This is the dancehall album that i have been waiting for
it combines a live style with roots riddims and has a sound that runs deep. It isn't just hip hop beats with Jamaican accents, it isn't hateful and empty lyrics, it isn't a shotta's gospel; all these things have been called dancehall, but this album is it.
There is quite a variety of styles on this album but the diversions are not throw away tracks and the riddims are rootsy and bouncing throughout. A few tracks have more of a festival feel than a studio album; on "Hanging Day" when perfect shouts "I was awakened" - "by a whiplash" I can see him on stage jerking the mic and stomping his foot. "Unforgivable" sounds like a Sunday morning sing along and the next track "Rasta Dublate", a slow beat dancehall throwback, is opened with a massive crew introduction. This unusual pair is followed up by an unashamed Ska track "Unlock", complete with doo-wop backup singers and a horn driven rhythm. Despite the diversity of style this is an album that I can't stop listening to straight through.

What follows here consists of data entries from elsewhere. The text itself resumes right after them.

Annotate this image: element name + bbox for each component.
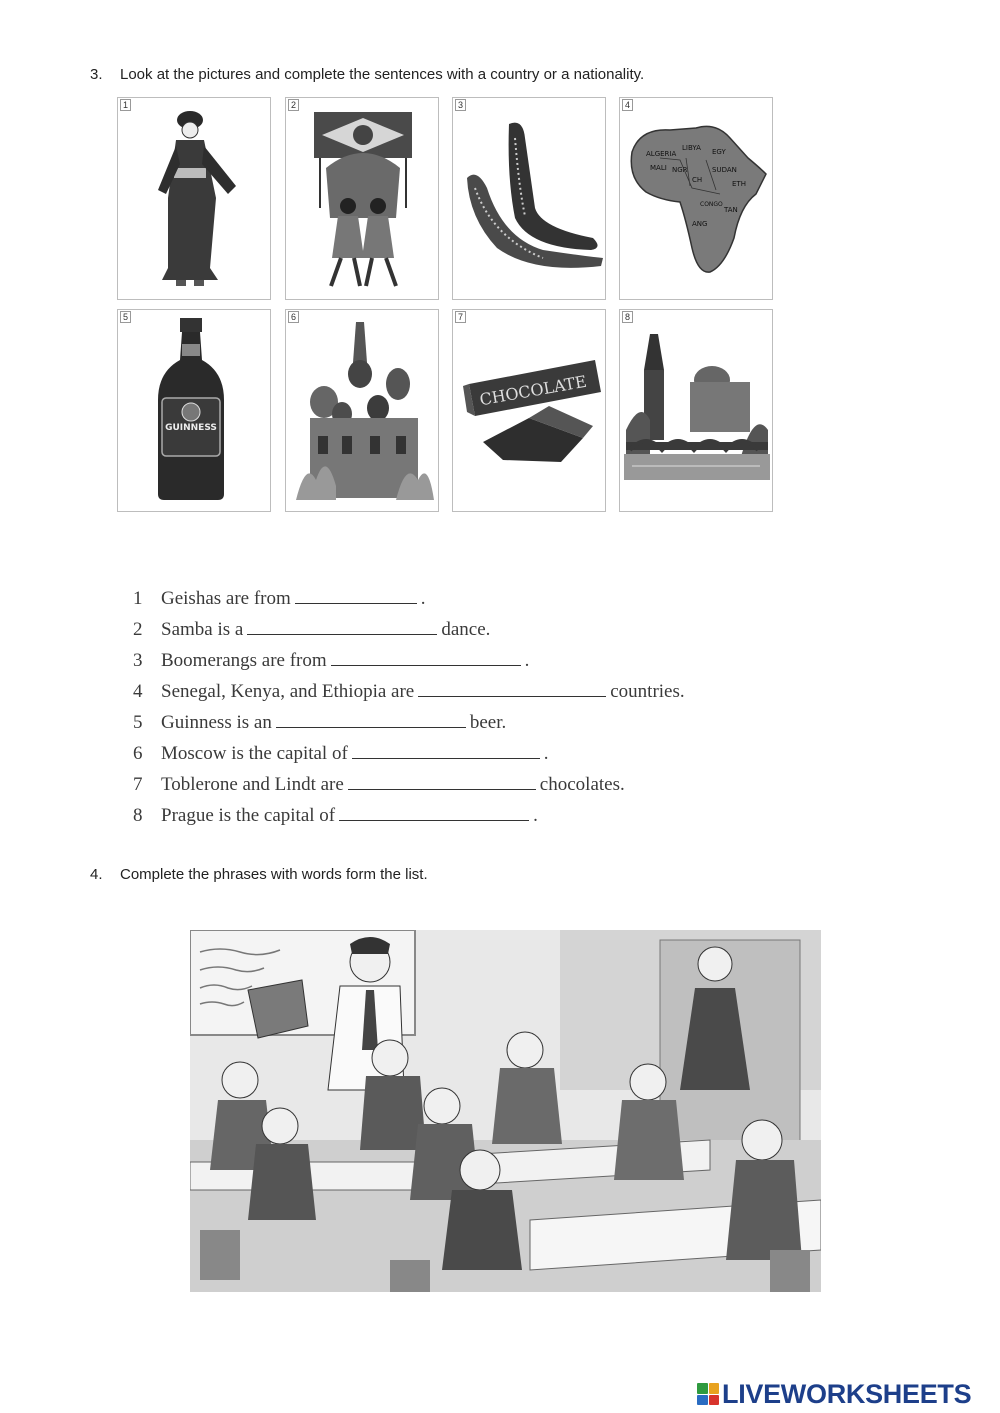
sentence-8 <box>133 805 538 827</box>
picture-panel-8 <box>619 309 773 512</box>
picture-panel-3 <box>452 97 606 300</box>
exercise-4-instruction <box>90 866 428 883</box>
picture-panel-4 <box>619 97 773 300</box>
picture-number: 4 <box>622 99 633 111</box>
answer-blank[interactable] <box>295 590 417 604</box>
sentence-number: 4 <box>133 681 143 702</box>
sentence-7 <box>133 774 625 796</box>
africa-map-icon <box>620 98 773 300</box>
map-label: NGR <box>672 166 688 174</box>
sentence-text: Guinness is an <box>161 712 272 733</box>
exercise-3-text: Look at the pictures and complete the sentences with a country or a nationality. <box>120 66 645 83</box>
chocolate-bar-icon <box>453 310 606 512</box>
picture-number: 3 <box>455 99 466 111</box>
picture-panel-7 <box>452 309 606 512</box>
answer-blank[interactable] <box>352 745 540 759</box>
map-label: ANG <box>692 220 708 228</box>
sentence-text: chocolates. <box>539 774 625 795</box>
answer-blank[interactable] <box>348 776 536 790</box>
sentence-text: . <box>420 588 426 609</box>
map-label: SUDAN <box>712 166 737 174</box>
picture-number: 1 <box>120 99 131 111</box>
picture-panel-5 <box>117 309 271 512</box>
sentence-text: Moscow is the capital of <box>161 743 348 764</box>
exercise-4-number: 4. <box>90 866 103 883</box>
sentence-number: 3 <box>133 650 143 671</box>
sentence-number: 8 <box>133 805 143 826</box>
sentence-text: Samba is a <box>161 619 244 640</box>
exercise-3-instruction <box>90 66 644 83</box>
sentence-text: dance. <box>441 619 491 640</box>
picture-number: 2 <box>288 99 299 111</box>
sentence-text: . <box>524 650 530 671</box>
sentence-text: . <box>543 743 549 764</box>
answer-blank[interactable] <box>247 621 437 635</box>
geisha-icon <box>118 98 271 300</box>
prague-bridge-icon <box>620 310 773 512</box>
sentence-4 <box>133 681 685 703</box>
answer-blank[interactable] <box>339 807 529 821</box>
chocolate-label: CHOCOLATE <box>478 371 589 410</box>
sentence-5 <box>133 712 506 734</box>
picture-number: 7 <box>455 311 466 323</box>
classroom-illustration <box>190 930 821 1292</box>
map-label: ALGERIA <box>646 150 677 158</box>
sentence-text: Senegal, Kenya, and Ethiopia are <box>161 681 415 702</box>
liveworksheets-logo[interactable] <box>697 1378 971 1410</box>
exercise-4-text: Complete the phrases with words form the list. <box>120 866 428 883</box>
picture-number: 6 <box>288 311 299 323</box>
sentence-text: Boomerangs are from <box>161 650 327 671</box>
picture-panel-6 <box>285 309 439 512</box>
sentence-number: 7 <box>133 774 143 795</box>
sentence-number: 2 <box>133 619 143 640</box>
sentence-text: Prague is the capital of <box>161 805 336 826</box>
sentence-2 <box>133 619 490 641</box>
picture-number: 8 <box>622 311 633 323</box>
classroom-scene-icon <box>190 930 821 1292</box>
sentence-3 <box>133 650 529 672</box>
sentence-text: Toblerone and Lindt are <box>161 774 344 795</box>
beer-bottle-icon <box>118 310 271 512</box>
sentence-number: 6 <box>133 743 143 764</box>
sentence-text: . <box>533 805 538 826</box>
cathedral-icon <box>286 310 439 512</box>
bottle-label: GUINNESS <box>165 423 217 433</box>
sentence-text: countries. <box>610 681 685 702</box>
map-label: CONGO <box>700 201 723 208</box>
sentence-text: Geishas are from <box>161 588 291 609</box>
map-label: CH <box>692 176 703 184</box>
samba-dancers-icon <box>286 98 439 300</box>
sentence-number: 5 <box>133 712 143 733</box>
sentence-1 <box>133 588 426 610</box>
map-label: TAN <box>724 206 738 214</box>
answer-blank[interactable] <box>331 652 521 666</box>
answer-blank[interactable] <box>276 714 466 728</box>
map-label: ETH <box>732 180 746 188</box>
liveworksheets-logo-icon <box>697 1383 719 1405</box>
picture-panel-1 <box>117 97 271 300</box>
picture-grid <box>117 97 774 513</box>
map-label: LIBYA <box>682 144 701 152</box>
exercise-3-number: 3. <box>90 66 103 83</box>
sentence-6 <box>133 743 549 765</box>
map-label: EGY <box>712 148 726 156</box>
sentence-text: beer. <box>469 712 507 733</box>
boomerangs-icon <box>453 98 606 300</box>
picture-number: 5 <box>120 311 131 323</box>
sentence-number: 1 <box>133 588 143 609</box>
map-label: MALI <box>650 164 667 172</box>
answer-blank[interactable] <box>418 683 606 697</box>
picture-panel-2 <box>285 97 439 300</box>
logo-text: LIVEWORKSHEETS <box>722 1378 972 1409</box>
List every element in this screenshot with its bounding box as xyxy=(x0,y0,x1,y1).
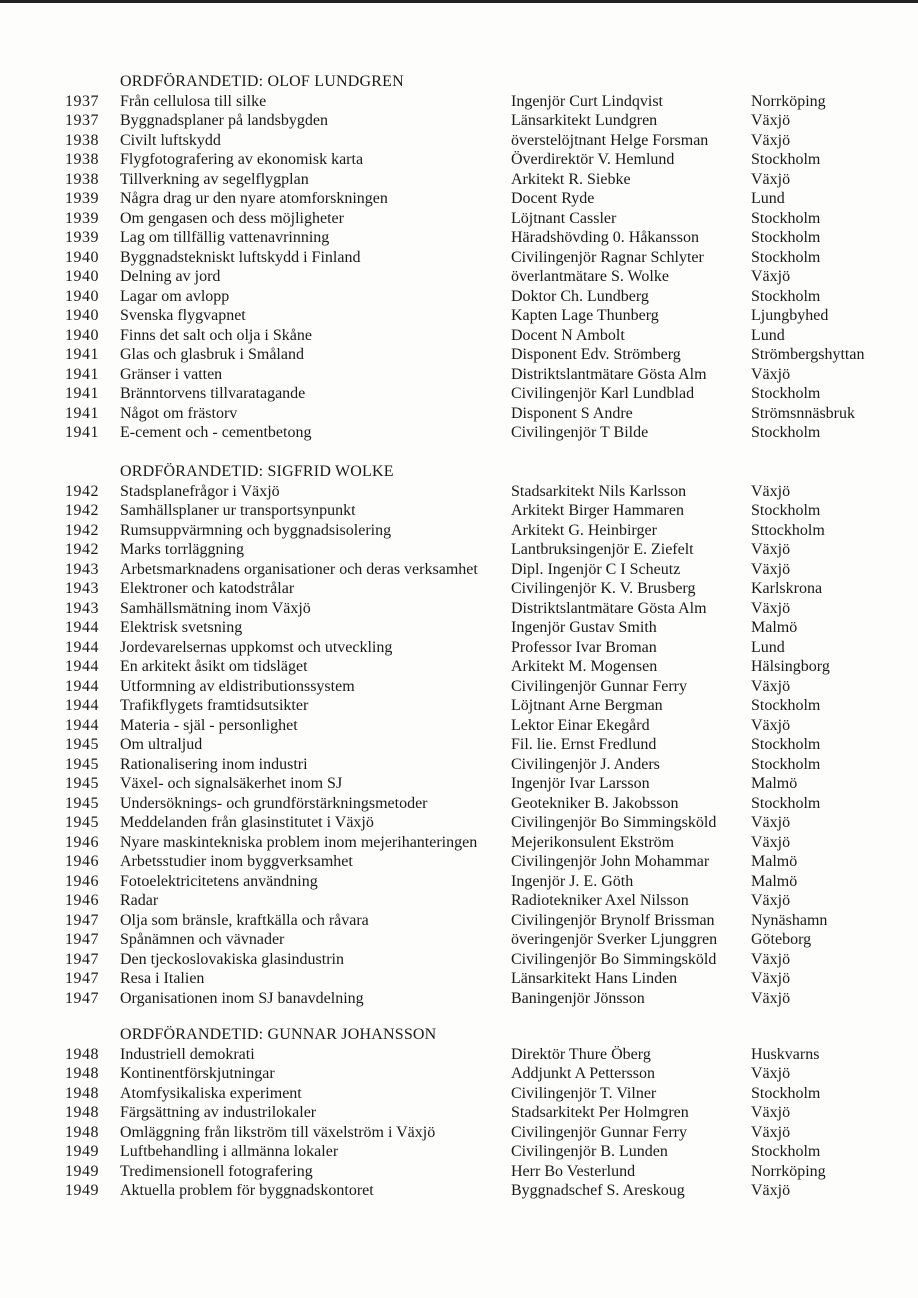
lecture-row xyxy=(0,326,918,346)
topic-cell: Lag om tillfällig vattenavrinning xyxy=(120,229,330,246)
lecture-row xyxy=(0,306,918,326)
place-cell: Stockholm xyxy=(751,697,821,714)
topic-cell: Marks torrläggning xyxy=(120,541,244,558)
lecture-row xyxy=(0,677,918,697)
topic-cell: Gränser i vatten xyxy=(120,365,223,383)
topic-cell: Atomfysikaliska experiment xyxy=(120,1084,302,1102)
topic-cell: Civilt luftskydd xyxy=(120,131,221,149)
year-cell: 1938 xyxy=(65,151,99,168)
lecture-row xyxy=(0,560,918,580)
year-cell: 1945 xyxy=(65,736,99,753)
speaker-cell: Ingenjör Ivar Larsson xyxy=(511,775,650,792)
place-cell: Huskvarns xyxy=(751,1045,820,1063)
place-cell: Växjö xyxy=(751,1104,791,1121)
place-cell: Växjö xyxy=(751,599,791,617)
year-cell: 1948 xyxy=(65,1104,99,1121)
place-cell: Malmö xyxy=(751,853,798,870)
place-cell: Sttockholm xyxy=(751,521,825,539)
lecture-row xyxy=(0,189,918,209)
year-cell: 1942 xyxy=(65,482,99,500)
scan-top-edge xyxy=(0,0,918,3)
speaker-cell: Arkitekt M. Mogensen xyxy=(511,658,658,675)
year-cell: 1946 xyxy=(65,892,99,909)
topic-cell: Aktuella problem för byggnadskontoret xyxy=(120,1182,374,1199)
place-cell: Stockholm xyxy=(751,1143,821,1160)
speaker-cell: Distriktslantmätare Gösta Alm xyxy=(511,365,707,383)
lecture-row xyxy=(0,384,918,404)
year-cell: 1946 xyxy=(65,853,99,870)
year-cell: 1944 xyxy=(65,716,99,734)
lecture-row xyxy=(0,1162,918,1182)
year-cell: 1945 xyxy=(65,794,99,812)
year-cell: 1942 xyxy=(65,502,99,519)
place-cell: Hälsingborg xyxy=(751,658,830,675)
year-cell: 1945 xyxy=(65,814,99,831)
year-cell: 1941 xyxy=(65,404,99,422)
year-cell: 1947 xyxy=(65,950,99,968)
year-cell: 1941 xyxy=(65,365,99,383)
lecture-row xyxy=(0,696,918,716)
topic-cell: Jordevarelsernas uppkomst och utveckling xyxy=(120,638,393,656)
speaker-cell: Arkitekt R. Siebke xyxy=(511,170,631,188)
place-cell: Stockholm xyxy=(751,502,821,519)
lecture-row xyxy=(0,599,918,619)
lecture-row xyxy=(0,1181,918,1201)
place-cell: Stockholm xyxy=(751,755,821,773)
topic-cell: Rumsuppvärmning och byggnadsisolering xyxy=(120,521,392,539)
topic-cell: Om gengasen och dess möjligheter xyxy=(120,209,344,227)
topic-cell: En arkitekt åsikt om tidsläget xyxy=(120,658,308,675)
speaker-cell: Byggnadschef S. Areskoug xyxy=(511,1182,685,1199)
topic-cell: Något om frästorv xyxy=(120,404,238,422)
topic-cell: Fotoelektricitetens användning xyxy=(120,872,318,890)
place-cell: Stockholm xyxy=(751,248,821,266)
lecture-row xyxy=(0,521,918,541)
place-cell: Växjö xyxy=(751,131,791,149)
topic-cell: Industriell demokrati xyxy=(120,1045,255,1063)
year-cell: 1943 xyxy=(65,580,99,597)
year-cell: 1943 xyxy=(65,560,99,578)
topic-cell: Byggnadsplaner på landsbygden xyxy=(120,112,328,129)
year-cell: 1938 xyxy=(65,170,99,188)
year-cell: 1937 xyxy=(65,92,99,110)
place-cell: Växjö xyxy=(751,814,791,831)
speaker-cell: Civilingenjör Karl Lundblad xyxy=(511,385,695,402)
place-cell: Lund xyxy=(751,638,785,656)
place-cell: Stockholm xyxy=(751,794,821,812)
year-cell: 1948 xyxy=(65,1123,99,1141)
place-cell: Växjö xyxy=(751,950,791,968)
topic-cell: Rationalisering inom industri xyxy=(120,755,308,773)
lecture-row xyxy=(0,794,918,814)
place-cell: Växjö xyxy=(751,716,791,734)
lecture-row xyxy=(0,833,918,853)
speaker-cell: Ingenjör Curt Lindqvist xyxy=(511,92,663,110)
speaker-cell: Docent Ryde xyxy=(511,190,595,207)
speaker-cell: överingenjör Sverker Ljunggren xyxy=(511,931,718,948)
lecture-row xyxy=(0,423,918,443)
place-cell: Strömsnnäsbruk xyxy=(751,404,855,422)
lecture-row xyxy=(0,1045,918,1065)
year-cell: 1945 xyxy=(65,755,99,773)
place-cell: Växjö xyxy=(751,112,791,129)
year-cell: 1948 xyxy=(65,1045,99,1063)
topic-cell: Radar xyxy=(120,892,159,909)
speaker-cell: Disponent Edv. Strömberg xyxy=(511,346,681,363)
topic-cell: Organisationen inom SJ banavdelning xyxy=(120,989,364,1007)
lecture-row xyxy=(0,482,918,502)
year-cell: 1937 xyxy=(65,112,99,129)
section-heading: ORDFÖRANDETID: OLOF LUNDGREN xyxy=(120,73,404,90)
place-cell: Stockholm xyxy=(751,385,821,402)
place-cell: Stockholm xyxy=(751,209,821,227)
speaker-cell: Ingenjör J. E. Göth xyxy=(511,872,634,890)
speaker-cell: Lektor Einar Ekegård xyxy=(511,716,650,734)
lecture-row xyxy=(0,1123,918,1143)
year-cell: 1944 xyxy=(65,638,99,656)
topic-cell: Samhällsmätning inom Växjö xyxy=(120,599,311,617)
year-cell: 1940 xyxy=(65,326,99,344)
lecture-row xyxy=(0,170,918,190)
topic-cell: Den tjeckoslovakiska glasindustrin xyxy=(120,950,344,968)
place-cell: Växjö xyxy=(751,833,791,851)
topic-cell: Arbetsstudier inom byggverksamhet xyxy=(120,853,353,870)
speaker-cell: Civilingenjör T. Vilner xyxy=(511,1084,657,1102)
lecture-row xyxy=(0,1064,918,1084)
place-cell: Stockholm xyxy=(751,229,821,246)
year-cell: 1941 xyxy=(65,346,99,363)
year-cell: 1939 xyxy=(65,229,99,246)
speaker-cell: Docent N Ambolt xyxy=(511,326,625,344)
lecture-row xyxy=(0,248,918,268)
speaker-cell: Professor Ivar Broman xyxy=(511,638,657,656)
topic-cell: Elektrisk svetsning xyxy=(120,619,243,636)
topic-cell: Bränntorvens tillvaratagande xyxy=(120,385,306,402)
place-cell: Lund xyxy=(751,190,785,207)
lecture-row xyxy=(0,111,918,131)
speaker-cell: Stadsarkitekt Nils Karlsson xyxy=(511,482,687,500)
speaker-cell: Civilingenjör Ragnar Schlyter xyxy=(511,248,704,266)
lecture-row xyxy=(0,911,918,931)
place-cell: Växjö xyxy=(751,1065,791,1082)
year-cell: 1948 xyxy=(65,1084,99,1102)
speaker-cell: Civilingenjör Gunnar Ferry xyxy=(511,1123,687,1141)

The words of Marcus Garvey run through the whole album, not just in the interstitial excerpts from his speeches, but in the lyrical emphasis on black history. In a style similar to Burning Spear perfect recounts stories of slavery and black oppression from his own perspective in songs like "Hanging Day", "This City", and "Unlock"
Perfect is joined on the album by Empress, Gyptian, Turbulence, and Chezidek. These guests add to the album but the great selection of riddims and the obvious influence of the old dancehall greats is responsible for making this release a stand out album. The music video for "Rasta Dubplate" is a must see; it begins with Perfect siting down for bones with the originator himself, U-Roy, and then interlaces a goofy looking and goofy dancing Perfect with home footage of sound systems and selectas of old.
Perfect puts the roots and the love back into Dancehall.